When AI Agents Build Their Own Interfaces
There's a moment in old choose-your-own-adventure books where you realize the author didn't write every possible story. They wrote the rules for how stories branch. Page 1 leads to page 47 or page 89 depending on your choice, and suddenly you're holding seventeen different narratives in one book.
A2UI works the same way. Except instead of "turn to page 47," the AI agent is reading a JSON protocol that says "when the user needs checkout, render payment form with these security parameters." You're not designing the interface anymore. You're designing the RULES that generate interfaces.
Google released this in December 2025, and most designers probably missed it because it sounds like developer infrastructure.
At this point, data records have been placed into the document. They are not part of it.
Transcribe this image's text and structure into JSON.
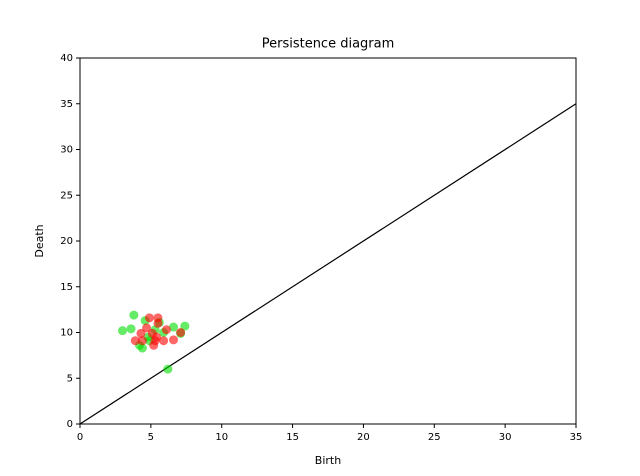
{
  "chart_data": {
    "type": "scatter",
    "title": "Persistence diagram",
    "x_label": "Birth",
    "y_label": "Death",
    "xlim": [
      0,
      35
    ],
    "ylim": [
      0,
      40
    ],
    "xticks": [
      0,
      5,
      10,
      15,
      20,
      25,
      30,
      35
    ],
    "yticks": [
      0,
      5,
      10,
      15,
      20,
      25,
      30,
      35,
      40
    ],
    "diagonal": true,
    "series": [
      {
        "color": "#00dd00",
        "x": [
          3.0,
          3.6,
          3.8,
          4.2,
          4.4,
          4.6,
          4.8,
          5.3,
          5.6,
          5.9,
          6.2,
          6.6,
          7.1,
          7.4,
          4.9
        ],
        "values": [
          10.2,
          10.4,
          11.9,
          8.6,
          8.3,
          11.3,
          9.5,
          10.3,
          11.1,
          10.0,
          6.0,
          10.6,
          9.9,
          10.7,
          9.1
        ]
      },
      {
        "color": "#ff0000",
        "x": [
          3.9,
          4.3,
          4.7,
          4.9,
          5.1,
          5.3,
          5.4,
          5.5,
          5.5,
          5.9,
          6.1,
          6.6,
          7.1,
          4.4,
          5.2
        ],
        "values": [
          9.1,
          9.9,
          10.5,
          11.6,
          9.9,
          9.1,
          9.5,
          11.6,
          11.0,
          9.1,
          10.3,
          9.2,
          10.0,
          9.1,
          8.6
        ]
      }
    ]
  }
}
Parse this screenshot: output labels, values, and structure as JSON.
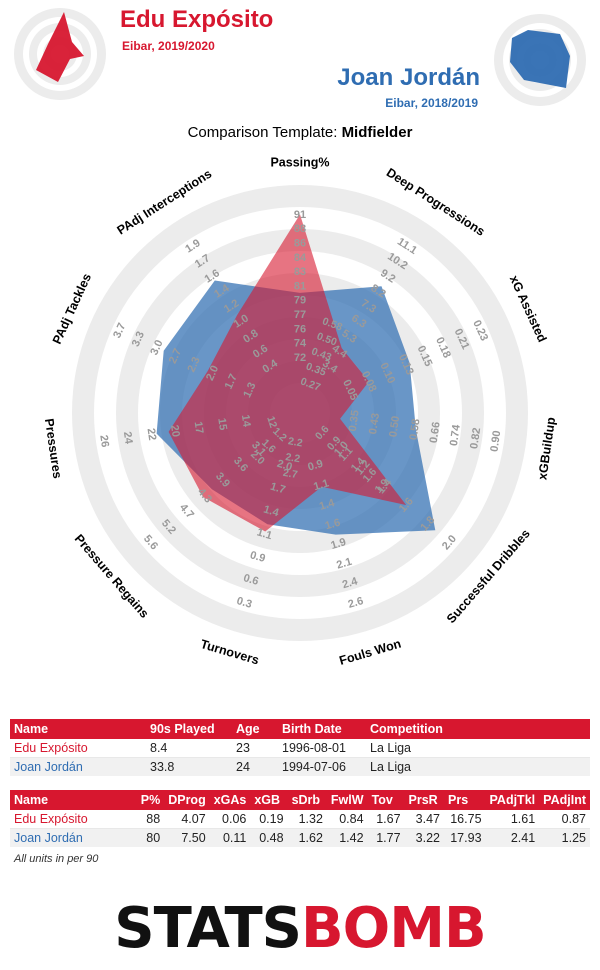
{
  "player1": {
    "name": "Edu Expósito",
    "subtitle": "Eibar, 2019/2020",
    "color": "#d7172f"
  },
  "player2": {
    "name": "Joan Jordán",
    "subtitle": "Eibar, 2018/2019",
    "color": "#2f6db2"
  },
  "template": {
    "label": "Comparison Template: ",
    "value": "Midfielder"
  },
  "chart_data": {
    "type": "radar",
    "axes": [
      {
        "label": "Passing%",
        "ticks": [
          "72",
          "74",
          "76",
          "77",
          "79",
          "81",
          "83",
          "84",
          "86",
          "88",
          "91"
        ],
        "min": 70,
        "max": 91
      },
      {
        "label": "Deep Progressions",
        "ticks": [
          "3.4",
          "4.4",
          "5.3",
          "6.3",
          "7.3",
          "8.2",
          "9.2",
          "10.2",
          "11.1"
        ],
        "min": 1.5,
        "max": 11.1
      },
      {
        "label": "xG Assisted",
        "ticks": [
          "0.05",
          "0.08",
          "0.10",
          "0.13",
          "0.15",
          "0.18",
          "0.21",
          "0.23"
        ],
        "min": 0.0,
        "max": 0.23
      },
      {
        "label": "xGBuildup",
        "ticks": [
          "0.35",
          "0.43",
          "0.50",
          "0.58",
          "0.66",
          "0.74",
          "0.82",
          "0.90"
        ],
        "min": 0.12,
        "max": 0.9
      },
      {
        "label": "Successful Dribbles",
        "ticks": [
          "1.0",
          "1.2",
          "1.4",
          "1.6",
          "1.8",
          "2.0"
        ],
        "min": 0.4,
        "max": 2.0
      },
      {
        "label": "Fouls Won",
        "ticks": [
          "0.9",
          "1.1",
          "1.4",
          "1.6",
          "1.9",
          "2.1",
          "2.4",
          "2.6"
        ],
        "min": 0.2,
        "max": 2.6
      },
      {
        "label": "Turnovers",
        "ticks": [
          "2.0",
          "1.7",
          "1.4",
          "1.1",
          "0.9",
          "0.6",
          "0.3"
        ],
        "min": 3.0,
        "max": 0.3
      },
      {
        "label": "Pressure Regains",
        "ticks": [
          "3.1",
          "3.6",
          "3.9",
          "4.3",
          "4.7",
          "5.2",
          "5.6"
        ],
        "min": 1.2,
        "max": 5.6
      },
      {
        "label": "Pressures",
        "ticks": [
          "14",
          "15",
          "17",
          "20",
          "22",
          "24",
          "26"
        ],
        "min": 6,
        "max": 26
      },
      {
        "label": "PAdj Tackles",
        "ticks": [
          "1.3",
          "1.7",
          "2.0",
          "2.3",
          "2.7",
          "3.0",
          "3.3",
          "3.7"
        ],
        "min": 0.3,
        "max": 3.7
      },
      {
        "label": "PAdj Interceptions",
        "ticks": [
          "0.4",
          "0.6",
          "0.8",
          "1.0",
          "1.2",
          "1.4",
          "1.6",
          "1.7",
          "1.9"
        ],
        "min": 0.0,
        "max": 1.9
      }
    ],
    "inner_ticks": [
      [
        "0.27",
        "0.35",
        "0.43",
        "0.50",
        "0.58"
      ],
      [
        "0.6",
        "0.9",
        "1.1",
        "1.4",
        "1.6",
        "1.9"
      ],
      [
        "2.2",
        "2.2",
        "2.7"
      ],
      [
        "1.2",
        "1.6",
        "2.0"
      ],
      [
        "12"
      ]
    ],
    "series": [
      {
        "name": "Edu Expósito",
        "color": "#d7172f",
        "values": [
          88,
          4.07,
          0.06,
          0.19,
          1.32,
          0.84,
          1.67,
          3.47,
          16.75,
          1.61,
          0.87
        ]
      },
      {
        "name": "Joan Jordán",
        "color": "#2f6db2",
        "values": [
          80,
          7.5,
          0.11,
          0.48,
          1.62,
          1.42,
          1.77,
          3.22,
          17.93,
          2.41,
          1.25
        ]
      }
    ]
  },
  "table1": {
    "headers": [
      "Name",
      "90s Played",
      "Age",
      "Birth Date",
      "Competition"
    ],
    "rows": [
      [
        "Edu Expósito",
        "8.4",
        "23",
        "1996-08-01",
        "La Liga"
      ],
      [
        "Joan Jordán",
        "33.8",
        "24",
        "1994-07-06",
        "La Liga"
      ]
    ]
  },
  "table2": {
    "headers": [
      "Name",
      "P%",
      "DProg",
      "xGAs",
      "xGB",
      "sDrb",
      "FwlW",
      "Tov",
      "PrsR",
      "Prs",
      "PAdjTkl",
      "PAdjInt"
    ],
    "rows": [
      [
        "Edu Expósito",
        "88",
        "4.07",
        "0.06",
        "0.19",
        "1.32",
        "0.84",
        "1.67",
        "3.47",
        "16.75",
        "1.61",
        "0.87"
      ],
      [
        "Joan Jordán",
        "80",
        "7.50",
        "0.11",
        "0.48",
        "1.62",
        "1.42",
        "1.77",
        "3.22",
        "17.93",
        "2.41",
        "1.25"
      ]
    ]
  },
  "units_note": "All units in per 90",
  "logo": {
    "left": "STATS",
    "right": "BOMB"
  }
}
It's not. It's the difference between handing off a Figma file and handing off the logic behind why that Figma file exists.
The protocol is declarative, not imperative. Security-first. The AI doesn't get to execute code, it gets to describe structure. LLM-friendly means the AI reads JSON like you read a design system doc. Framework-agnostic means it works whether your engineers use React, Vue, or whatever comes next month.
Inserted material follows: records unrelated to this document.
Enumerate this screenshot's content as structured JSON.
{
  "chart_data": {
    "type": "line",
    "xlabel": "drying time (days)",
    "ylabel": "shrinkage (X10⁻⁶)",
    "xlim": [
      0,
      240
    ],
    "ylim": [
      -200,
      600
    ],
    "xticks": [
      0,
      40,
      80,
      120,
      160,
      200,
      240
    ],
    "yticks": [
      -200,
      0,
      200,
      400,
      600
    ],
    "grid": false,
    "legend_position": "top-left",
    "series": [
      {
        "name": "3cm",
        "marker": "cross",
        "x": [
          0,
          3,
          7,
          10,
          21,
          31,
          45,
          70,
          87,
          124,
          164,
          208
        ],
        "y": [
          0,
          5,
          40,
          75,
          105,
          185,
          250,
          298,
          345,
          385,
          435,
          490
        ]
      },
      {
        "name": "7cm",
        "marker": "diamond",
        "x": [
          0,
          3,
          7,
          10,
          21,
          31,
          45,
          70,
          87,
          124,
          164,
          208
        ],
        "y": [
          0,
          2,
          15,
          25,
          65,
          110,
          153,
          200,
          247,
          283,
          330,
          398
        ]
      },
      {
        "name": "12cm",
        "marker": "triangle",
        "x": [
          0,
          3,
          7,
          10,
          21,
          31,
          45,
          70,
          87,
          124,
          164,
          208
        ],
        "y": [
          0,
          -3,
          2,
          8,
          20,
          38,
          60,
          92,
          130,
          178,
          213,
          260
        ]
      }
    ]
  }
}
Here's what changes: Instead of designing seventeen checkout variations for different contexts (guest checkout, returning user, saved payment, promotional code, international shipping), you define the RULES. The AI agent generates the appropriate interface based on the user's actual context at that moment.
You're not removed from the process. You're elevated in it. Your job shifts from "make this button blue and 44px tall" to "define when primary actions appear and why they matter." From execution to orchestration.
Design systems taught us to build reusable components. A2UI asks: what if the components build themselves based on context, and your job is making sure they follow the right RULES?